By-products of so many of the conflicts and natural disasters IRIN covers are thousands of families forced from their homes. But countless more people are driven from their villages, cities, or homelands by persecution, slow-burning crises, or economic necessity and want.
More people are on the move than ever before. International migrants numbered more than 250 million in 2018, a year in which terms like refugee, asylum seeker, and economic migrant again failed to speak to complex, multi-layered issues around migration – experiences that often involve several rounds of displacement and life-threatening journeys.
US President Donald Trump made headlines with his “travel ban” and family separations, but 85 percent of the world’s refugees are hosted in developing nations like Turkey and Uganda, and 40 million of the 68.5 million people forcibly displaced are still in their home countries.
In 2018, we sought to give voice to migrants and refugees wherever the road took them, especially on emerging routes and in situations where their choices became desperate, whether because of conflict, people traffickers, or foreign governments pursuing a harder line on immigration.
Below are highlights from our reporting:
Heading into war
Crossroads Djibouti: The African migrants who defy Yemen’s war
How desperate do you have to be to flee to a country at war?

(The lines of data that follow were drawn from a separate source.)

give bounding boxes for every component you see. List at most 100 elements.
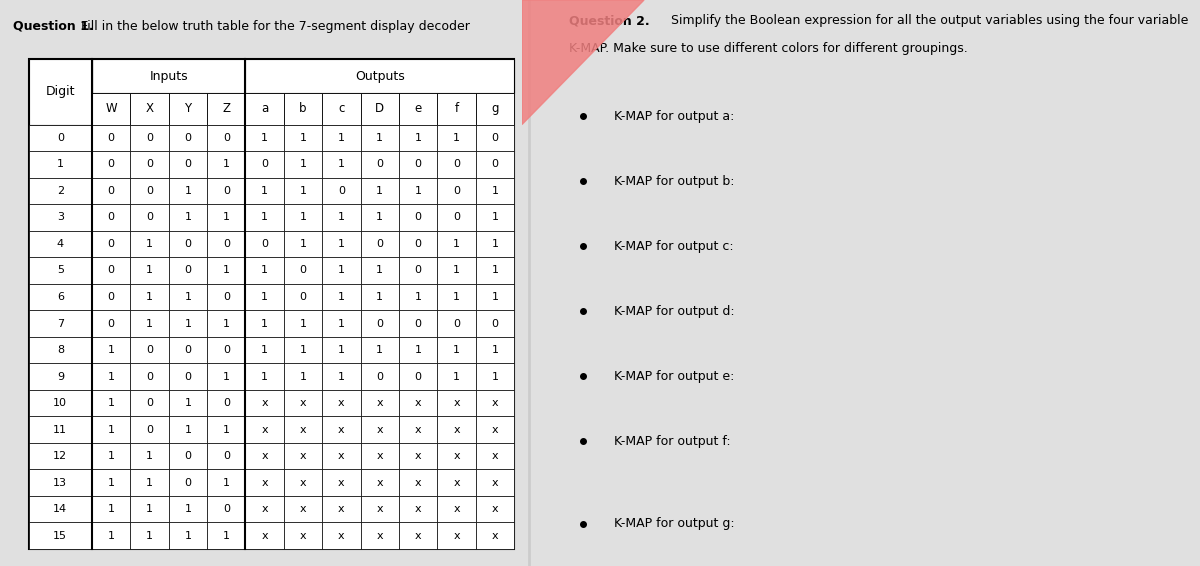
- Text: f: f: [455, 102, 458, 115]
- Bar: [437, 257, 475, 284]
- Bar: [92, 522, 131, 549]
- Text: x: x: [262, 478, 268, 488]
- Bar: [361, 178, 400, 204]
- Text: 1: 1: [492, 212, 498, 222]
- Text: 1: 1: [454, 371, 460, 381]
- Bar: [131, 496, 169, 522]
- Text: 14: 14: [53, 504, 67, 514]
- Polygon shape: [522, 0, 644, 125]
- Bar: [475, 151, 514, 178]
- Bar: [361, 443, 400, 469]
- Text: 1: 1: [415, 292, 421, 302]
- Text: 1: 1: [377, 133, 383, 143]
- Bar: [29, 284, 92, 310]
- Text: 0: 0: [146, 371, 154, 381]
- Text: e: e: [414, 102, 422, 115]
- Text: 0: 0: [492, 133, 498, 143]
- Text: 1: 1: [56, 159, 64, 169]
- Text: 0: 0: [223, 292, 229, 302]
- Bar: [323, 390, 361, 417]
- Bar: [246, 363, 284, 390]
- Bar: [131, 443, 169, 469]
- Text: 1: 1: [300, 133, 306, 143]
- Text: x: x: [338, 478, 344, 488]
- Bar: [246, 337, 284, 363]
- Text: 0: 0: [146, 159, 154, 169]
- Bar: [246, 417, 284, 443]
- Bar: [169, 390, 208, 417]
- Bar: [284, 151, 323, 178]
- Text: K-MAP. Make sure to use different colors for different groupings.: K-MAP. Make sure to use different colors…: [570, 42, 968, 55]
- Bar: [92, 496, 131, 522]
- Bar: [475, 496, 514, 522]
- Bar: [323, 337, 361, 363]
- Text: 1: 1: [262, 212, 268, 222]
- Text: 9: 9: [56, 371, 64, 381]
- Text: 1: 1: [454, 345, 460, 355]
- Bar: [131, 310, 169, 337]
- Text: 1: 1: [185, 292, 191, 302]
- Text: 1: 1: [146, 451, 154, 461]
- Text: 1: 1: [185, 424, 191, 435]
- Bar: [437, 522, 475, 549]
- Bar: [92, 231, 131, 257]
- Bar: [323, 417, 361, 443]
- Text: x: x: [454, 451, 460, 461]
- Bar: [284, 469, 323, 496]
- Bar: [131, 390, 169, 417]
- Text: 1: 1: [300, 319, 306, 328]
- Text: 0: 0: [185, 451, 191, 461]
- Text: x: x: [377, 424, 383, 435]
- Bar: [475, 257, 514, 284]
- Bar: [475, 522, 514, 549]
- Text: 10: 10: [53, 398, 67, 408]
- Bar: [323, 496, 361, 522]
- Bar: [323, 469, 361, 496]
- Bar: [475, 93, 514, 125]
- Text: 0: 0: [185, 371, 191, 381]
- Bar: [208, 417, 246, 443]
- Bar: [92, 93, 131, 125]
- Bar: [284, 390, 323, 417]
- Text: 0: 0: [146, 186, 154, 196]
- Bar: [400, 522, 437, 549]
- Text: 1: 1: [108, 478, 115, 488]
- Bar: [29, 204, 92, 231]
- Text: 0: 0: [377, 371, 383, 381]
- Text: 0: 0: [377, 239, 383, 249]
- Bar: [208, 337, 246, 363]
- Bar: [246, 59, 514, 93]
- Text: x: x: [454, 398, 460, 408]
- Text: 1: 1: [262, 265, 268, 276]
- Text: 0: 0: [223, 239, 229, 249]
- Bar: [437, 204, 475, 231]
- Bar: [208, 93, 246, 125]
- Text: Question 2.: Question 2.: [570, 14, 650, 27]
- Bar: [169, 204, 208, 231]
- Bar: [361, 522, 400, 549]
- Text: 5: 5: [56, 265, 64, 276]
- Text: b: b: [299, 102, 307, 115]
- Text: x: x: [454, 531, 460, 541]
- Text: K-MAP for output f:: K-MAP for output f:: [613, 435, 730, 448]
- Bar: [284, 363, 323, 390]
- Text: x: x: [262, 424, 268, 435]
- Text: 1: 1: [454, 133, 460, 143]
- Bar: [437, 337, 475, 363]
- Bar: [246, 257, 284, 284]
- Bar: [208, 151, 246, 178]
- Text: x: x: [415, 478, 421, 488]
- Text: 0: 0: [185, 133, 191, 143]
- Bar: [284, 496, 323, 522]
- Bar: [29, 178, 92, 204]
- Text: 1: 1: [454, 239, 460, 249]
- Bar: [169, 257, 208, 284]
- Text: x: x: [262, 451, 268, 461]
- Bar: [400, 284, 437, 310]
- Text: 1: 1: [262, 371, 268, 381]
- Text: 1: 1: [223, 371, 229, 381]
- Text: 7: 7: [56, 319, 64, 328]
- Text: 1: 1: [492, 371, 498, 381]
- Bar: [246, 284, 284, 310]
- Bar: [246, 390, 284, 417]
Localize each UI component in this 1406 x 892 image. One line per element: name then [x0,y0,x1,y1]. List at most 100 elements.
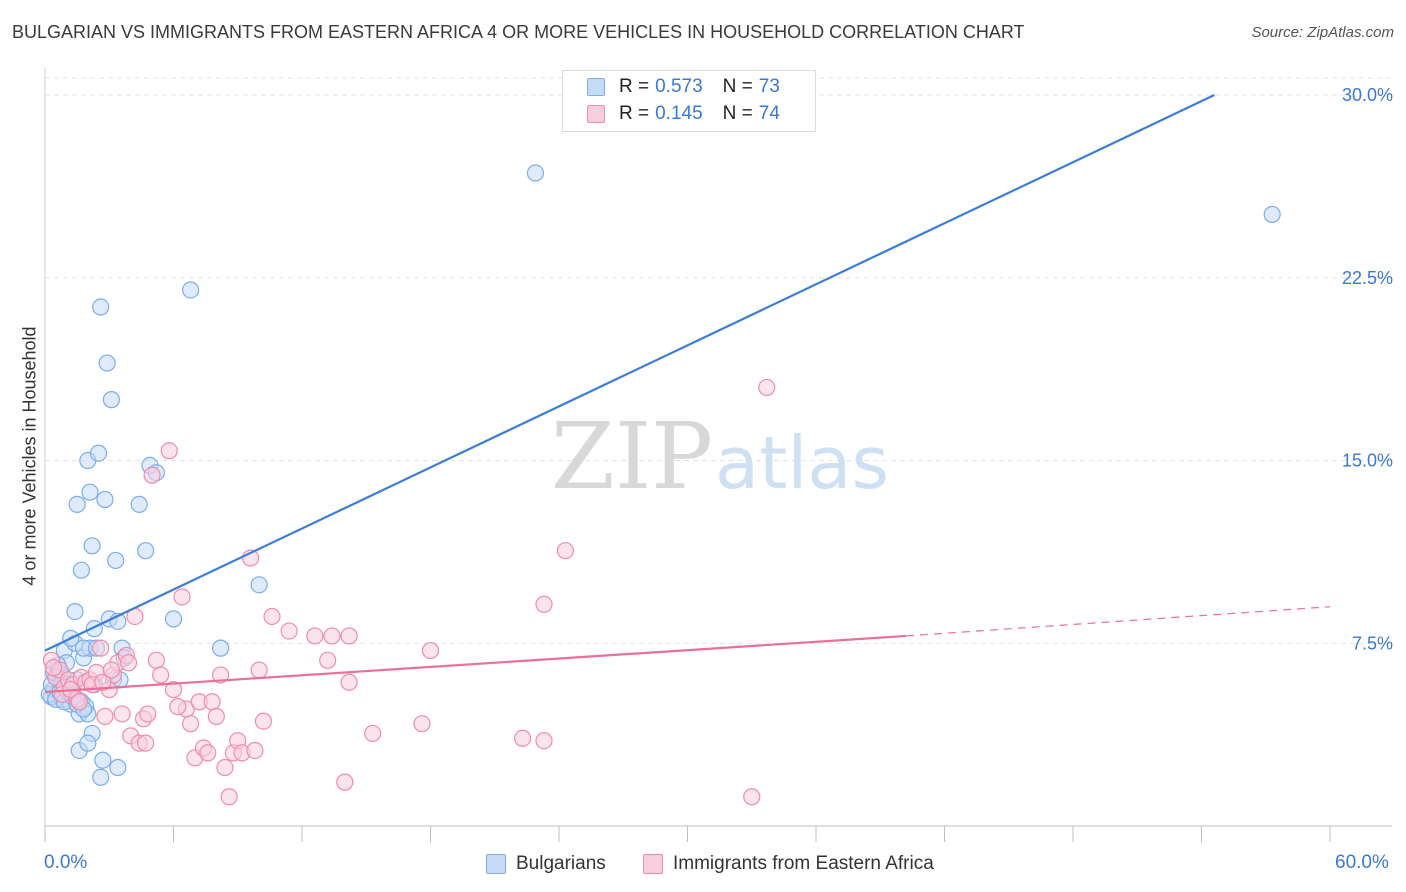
data-point [92,768,110,786]
legend-swatch-blue [587,78,605,96]
data-point [246,741,264,760]
x-tick-label-max: 60.0% [1335,852,1389,873]
data-point [130,495,148,513]
data-point [143,466,161,484]
x-tick-label-min: 0.0% [44,852,88,873]
data-point [98,354,116,372]
data-point [535,595,553,613]
data-point [173,588,191,606]
data-point [92,639,110,657]
data-point [107,551,125,570]
data-point [336,773,354,791]
data-point [81,483,99,501]
data-point [94,673,112,691]
data-point [44,659,63,677]
data-point [250,661,268,679]
legend-n-label: N = [722,103,753,124]
data-point [254,712,273,730]
data-point [164,610,183,628]
data-point [119,654,138,672]
legend-item-bulgarians[interactable]: Bulgarians [486,850,606,878]
data-point [212,666,230,684]
y-tick-label: 30.0% [1342,85,1393,105]
data-point [743,788,761,806]
data-point [203,693,221,711]
data-point [421,641,440,660]
legend-n-label: N = [722,76,753,97]
data-point [66,602,84,621]
data-point [323,627,341,645]
legend-swatch-blue [486,854,506,874]
data-point [758,378,776,397]
data-point [526,164,545,182]
data-point [83,537,101,555]
source-label: Source: ZipAtlas.com [1251,24,1394,41]
trend-line-eastern-africa [44,634,907,694]
data-point [216,758,234,777]
data-point [250,576,268,594]
correlation-legend: R = 0.573 N = 73 R = 0.145 N = 74 [562,70,816,132]
legend-label-bulgarians: Bulgarians [516,853,606,874]
watermark-atlas: atlas [715,421,889,505]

The International Organisation for Migration said up to 150,000 East African migrants will have reached Yemen by the year’s end, crossing deserts, lava fields, and the Gulf of Aden on their way to Gulf states.
Lost identity
How tattered Rohingya IDs trace a trail towards statelessness
For Rohingya refugees in Bangladesh camps, ID documents aren’t just reminders of what’s left behind, clung to with the distant hope they might permit a return to Myanmar, they’re also a record of the systematic stripping of their citizenship, belonging, and their very identity.
War and peace
Eritrea-Ethiopia peace leads to a refugee surge
More people were internally displaced in Ethiopia than in any other country in the first half of 2018, mostly due to ethnic conflict driven by scarce resources. By the second half of the year, peace and an open border with Eritrea were encouraging a new wave of Eritrean refugees.
Economic collapse
As Colombia tightens its border, more Venezuelan migrants brave clandestine routes
In November, UN agencies put the number of Venezuelans to have fled the country since 2015 at three million. As Colombia, by far the biggest recipient, announced stricter enforcement at official border crossings, migrants and refugees found new, illegal routes out.
US border deaths
Water in the desert
At least 6,700 bodies have been found since 2000 on the Mexico-US border, a third of them in the Sonoran desert in southern Arizona. For 12 years, a little-known humanitarian effort has been underway to try to save migrant lives, starting with water stations on the likeliest routes.
Unprepared
Greece’s resurgent river border with Turkey
Before 2012, and before millions of people began crossing the Mediterranean, the Evros river was the main transit point for those hoping to make it into Europe via Greece. This March, it suddenly became popular again. The region was not prepared.
Rights lost
New Italian law adds to unofficial clampdown on asylum seekers
Tens of thousands of asylum seekers in Italy have been stripped of “humanitarian protection”, losing their right to work and to free language and skills training. But an IRIN investigation found that thousands had already seen their services cut or curtailed over the past two years.